🤖 AI Summary
Existing reward models struggle to capture users’ fine-grained preferences under data-scarce and cross-domain settings. To address this, we propose IPRM—the first inference-based personalized reward modeling framework—which disentangles and models individual preference factors using only 1–3 user feedback samples. Methodologically, IPRM employs a synthetic-data-augmented two-stage training pipeline: (i) supervised fine-tuning to learn personalized preference representations, followed by (ii) reinforcement fine-tuning to refine the decision boundary. Evaluated across multiple domains, IPRM significantly outperforms same-scale baselines in preference accuracy and cross-domain generalization—matching or exceeding the performance of substantially larger models—while drastically reducing both data requirements and computational cost for personalized alignment.
📝 Abstract
Reward models (RMs), which are central to existing post-training methods, aim to align LLM outputs with human values by providing feedback signals during fine-tuning.

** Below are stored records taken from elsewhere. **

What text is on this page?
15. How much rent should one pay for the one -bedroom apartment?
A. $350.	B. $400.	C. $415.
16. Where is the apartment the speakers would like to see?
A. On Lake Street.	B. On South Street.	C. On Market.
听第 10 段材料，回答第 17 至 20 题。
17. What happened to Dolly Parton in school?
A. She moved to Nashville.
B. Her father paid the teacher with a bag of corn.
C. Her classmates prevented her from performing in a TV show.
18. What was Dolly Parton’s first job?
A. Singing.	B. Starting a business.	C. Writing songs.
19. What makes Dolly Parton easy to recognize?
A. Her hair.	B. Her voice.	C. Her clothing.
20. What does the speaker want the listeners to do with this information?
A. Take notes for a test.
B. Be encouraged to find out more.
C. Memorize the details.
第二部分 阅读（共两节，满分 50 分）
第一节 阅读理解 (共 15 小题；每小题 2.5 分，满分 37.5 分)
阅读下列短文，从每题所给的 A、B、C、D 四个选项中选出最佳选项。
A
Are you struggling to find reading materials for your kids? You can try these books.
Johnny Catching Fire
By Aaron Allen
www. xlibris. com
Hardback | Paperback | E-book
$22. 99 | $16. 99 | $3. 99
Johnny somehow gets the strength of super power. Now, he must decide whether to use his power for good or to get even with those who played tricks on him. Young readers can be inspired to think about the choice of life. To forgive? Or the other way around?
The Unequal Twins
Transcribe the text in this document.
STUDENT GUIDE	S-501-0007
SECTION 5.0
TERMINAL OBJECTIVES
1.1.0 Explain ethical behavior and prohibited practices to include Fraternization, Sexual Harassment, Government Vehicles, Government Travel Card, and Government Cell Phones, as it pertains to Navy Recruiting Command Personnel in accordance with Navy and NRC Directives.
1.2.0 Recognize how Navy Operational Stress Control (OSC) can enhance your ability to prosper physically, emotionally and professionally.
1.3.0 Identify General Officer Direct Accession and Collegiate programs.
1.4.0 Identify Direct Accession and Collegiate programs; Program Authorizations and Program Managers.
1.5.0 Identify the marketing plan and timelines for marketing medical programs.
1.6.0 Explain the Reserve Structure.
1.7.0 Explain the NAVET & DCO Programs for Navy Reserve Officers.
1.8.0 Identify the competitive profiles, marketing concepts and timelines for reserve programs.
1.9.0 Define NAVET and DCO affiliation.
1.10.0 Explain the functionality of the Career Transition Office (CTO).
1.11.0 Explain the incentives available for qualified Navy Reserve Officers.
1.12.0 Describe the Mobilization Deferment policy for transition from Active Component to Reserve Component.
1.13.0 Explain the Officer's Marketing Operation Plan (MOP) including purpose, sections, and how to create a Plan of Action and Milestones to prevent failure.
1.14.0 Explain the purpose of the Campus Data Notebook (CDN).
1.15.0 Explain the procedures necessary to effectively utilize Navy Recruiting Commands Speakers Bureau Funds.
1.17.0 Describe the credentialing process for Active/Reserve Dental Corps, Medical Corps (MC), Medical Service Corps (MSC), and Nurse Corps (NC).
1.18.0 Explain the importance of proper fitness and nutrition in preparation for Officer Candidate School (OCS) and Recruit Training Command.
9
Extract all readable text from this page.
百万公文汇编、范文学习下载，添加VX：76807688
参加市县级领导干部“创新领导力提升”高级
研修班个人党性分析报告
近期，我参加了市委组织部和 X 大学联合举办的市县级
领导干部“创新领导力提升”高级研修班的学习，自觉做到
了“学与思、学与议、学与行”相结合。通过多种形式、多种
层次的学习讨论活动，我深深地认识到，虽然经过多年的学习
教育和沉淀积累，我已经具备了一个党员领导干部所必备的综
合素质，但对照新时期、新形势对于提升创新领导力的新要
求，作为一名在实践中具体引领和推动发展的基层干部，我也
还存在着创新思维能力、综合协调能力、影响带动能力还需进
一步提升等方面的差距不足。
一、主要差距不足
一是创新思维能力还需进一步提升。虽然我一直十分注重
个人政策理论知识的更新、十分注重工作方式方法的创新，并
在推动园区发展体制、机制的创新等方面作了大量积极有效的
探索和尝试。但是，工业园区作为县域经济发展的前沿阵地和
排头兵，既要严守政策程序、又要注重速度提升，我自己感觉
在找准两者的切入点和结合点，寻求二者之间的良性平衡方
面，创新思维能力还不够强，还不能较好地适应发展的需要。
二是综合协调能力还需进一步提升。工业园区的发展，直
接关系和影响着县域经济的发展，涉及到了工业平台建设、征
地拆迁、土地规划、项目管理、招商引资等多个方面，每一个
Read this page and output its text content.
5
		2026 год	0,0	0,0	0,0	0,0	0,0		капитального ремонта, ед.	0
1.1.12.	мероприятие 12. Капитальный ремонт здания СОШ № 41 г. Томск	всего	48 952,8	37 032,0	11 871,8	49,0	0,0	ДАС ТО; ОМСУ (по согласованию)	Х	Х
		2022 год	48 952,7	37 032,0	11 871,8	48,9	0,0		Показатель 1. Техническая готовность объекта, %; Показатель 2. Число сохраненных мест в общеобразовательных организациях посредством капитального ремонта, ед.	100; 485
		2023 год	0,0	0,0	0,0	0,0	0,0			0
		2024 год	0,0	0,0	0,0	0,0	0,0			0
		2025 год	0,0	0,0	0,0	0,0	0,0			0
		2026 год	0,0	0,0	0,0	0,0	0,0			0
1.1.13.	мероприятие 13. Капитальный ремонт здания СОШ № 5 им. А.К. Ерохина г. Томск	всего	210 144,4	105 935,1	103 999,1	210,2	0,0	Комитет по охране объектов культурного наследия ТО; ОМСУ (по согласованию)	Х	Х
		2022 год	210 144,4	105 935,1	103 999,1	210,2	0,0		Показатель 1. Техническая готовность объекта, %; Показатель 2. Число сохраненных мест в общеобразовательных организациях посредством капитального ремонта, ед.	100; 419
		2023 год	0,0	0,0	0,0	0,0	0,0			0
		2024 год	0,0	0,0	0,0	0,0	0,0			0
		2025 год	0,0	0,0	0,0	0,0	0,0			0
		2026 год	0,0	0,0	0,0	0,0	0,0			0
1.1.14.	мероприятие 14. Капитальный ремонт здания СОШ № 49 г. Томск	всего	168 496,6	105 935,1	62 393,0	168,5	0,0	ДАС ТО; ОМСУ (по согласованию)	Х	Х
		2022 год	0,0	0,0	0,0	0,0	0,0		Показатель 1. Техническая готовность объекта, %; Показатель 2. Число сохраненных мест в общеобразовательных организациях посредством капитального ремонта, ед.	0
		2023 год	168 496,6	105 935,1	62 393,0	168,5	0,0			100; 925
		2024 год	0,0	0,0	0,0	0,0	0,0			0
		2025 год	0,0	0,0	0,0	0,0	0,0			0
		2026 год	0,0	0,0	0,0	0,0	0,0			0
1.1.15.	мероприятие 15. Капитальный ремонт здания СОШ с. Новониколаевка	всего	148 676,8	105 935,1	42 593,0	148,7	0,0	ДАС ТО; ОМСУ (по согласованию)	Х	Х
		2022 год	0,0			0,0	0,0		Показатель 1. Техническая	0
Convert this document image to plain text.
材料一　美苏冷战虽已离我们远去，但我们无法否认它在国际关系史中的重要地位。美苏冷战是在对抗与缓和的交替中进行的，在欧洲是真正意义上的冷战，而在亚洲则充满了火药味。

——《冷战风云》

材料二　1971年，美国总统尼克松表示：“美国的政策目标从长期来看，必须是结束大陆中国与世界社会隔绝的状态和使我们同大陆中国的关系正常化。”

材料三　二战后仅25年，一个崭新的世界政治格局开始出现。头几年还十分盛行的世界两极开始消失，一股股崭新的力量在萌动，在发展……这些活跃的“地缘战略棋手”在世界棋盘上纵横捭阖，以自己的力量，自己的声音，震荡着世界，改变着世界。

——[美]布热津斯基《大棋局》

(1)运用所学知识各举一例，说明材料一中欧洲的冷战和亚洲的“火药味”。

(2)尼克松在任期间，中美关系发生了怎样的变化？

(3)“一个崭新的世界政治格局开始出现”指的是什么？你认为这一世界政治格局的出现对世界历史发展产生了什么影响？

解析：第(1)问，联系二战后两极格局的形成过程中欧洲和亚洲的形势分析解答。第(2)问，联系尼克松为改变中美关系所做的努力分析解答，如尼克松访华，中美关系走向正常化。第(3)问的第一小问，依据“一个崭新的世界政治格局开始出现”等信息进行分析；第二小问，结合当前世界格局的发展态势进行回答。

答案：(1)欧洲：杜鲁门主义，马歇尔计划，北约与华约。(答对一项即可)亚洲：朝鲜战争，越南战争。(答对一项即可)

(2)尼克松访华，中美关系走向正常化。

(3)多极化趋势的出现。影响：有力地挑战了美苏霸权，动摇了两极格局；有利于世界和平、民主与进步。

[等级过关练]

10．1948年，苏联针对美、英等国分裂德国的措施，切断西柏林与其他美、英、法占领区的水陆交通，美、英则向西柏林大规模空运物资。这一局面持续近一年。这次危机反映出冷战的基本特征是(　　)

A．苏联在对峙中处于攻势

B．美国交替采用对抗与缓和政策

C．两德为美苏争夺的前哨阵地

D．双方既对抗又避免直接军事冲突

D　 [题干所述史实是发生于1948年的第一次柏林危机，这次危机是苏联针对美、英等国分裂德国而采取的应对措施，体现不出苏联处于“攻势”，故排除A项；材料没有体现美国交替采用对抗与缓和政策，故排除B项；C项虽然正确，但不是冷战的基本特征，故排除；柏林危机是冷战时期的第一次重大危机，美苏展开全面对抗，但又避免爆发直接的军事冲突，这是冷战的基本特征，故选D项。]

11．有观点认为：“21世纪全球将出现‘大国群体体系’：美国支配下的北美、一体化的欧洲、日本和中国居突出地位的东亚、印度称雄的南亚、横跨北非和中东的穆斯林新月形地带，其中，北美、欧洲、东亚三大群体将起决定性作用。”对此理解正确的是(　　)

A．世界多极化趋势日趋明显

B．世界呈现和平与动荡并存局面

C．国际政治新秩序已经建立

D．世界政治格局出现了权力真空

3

However, existing RMs struggle to capture nuanced, user-specific preferences, especially under limited data and across diverse domains. Thus, we introduce PersRM-R1, the first reasoning-based reward modeling framework specifically designed to identify and represent personal factors from only one or a few personal exemplars. To address challenges including limited data availability and the requirement for robust generalization, our approach combines synthetic data generation with a two-stage training pipeline consisting of supervised fine-tuning followed by reinforcement fine-tuning. Experimental results demonstrate that PersRM-R1 outperforms existing models of similar size and matches the performance of much larger models in both accuracy and generalizability, paving the way for more effective personalized LLMs.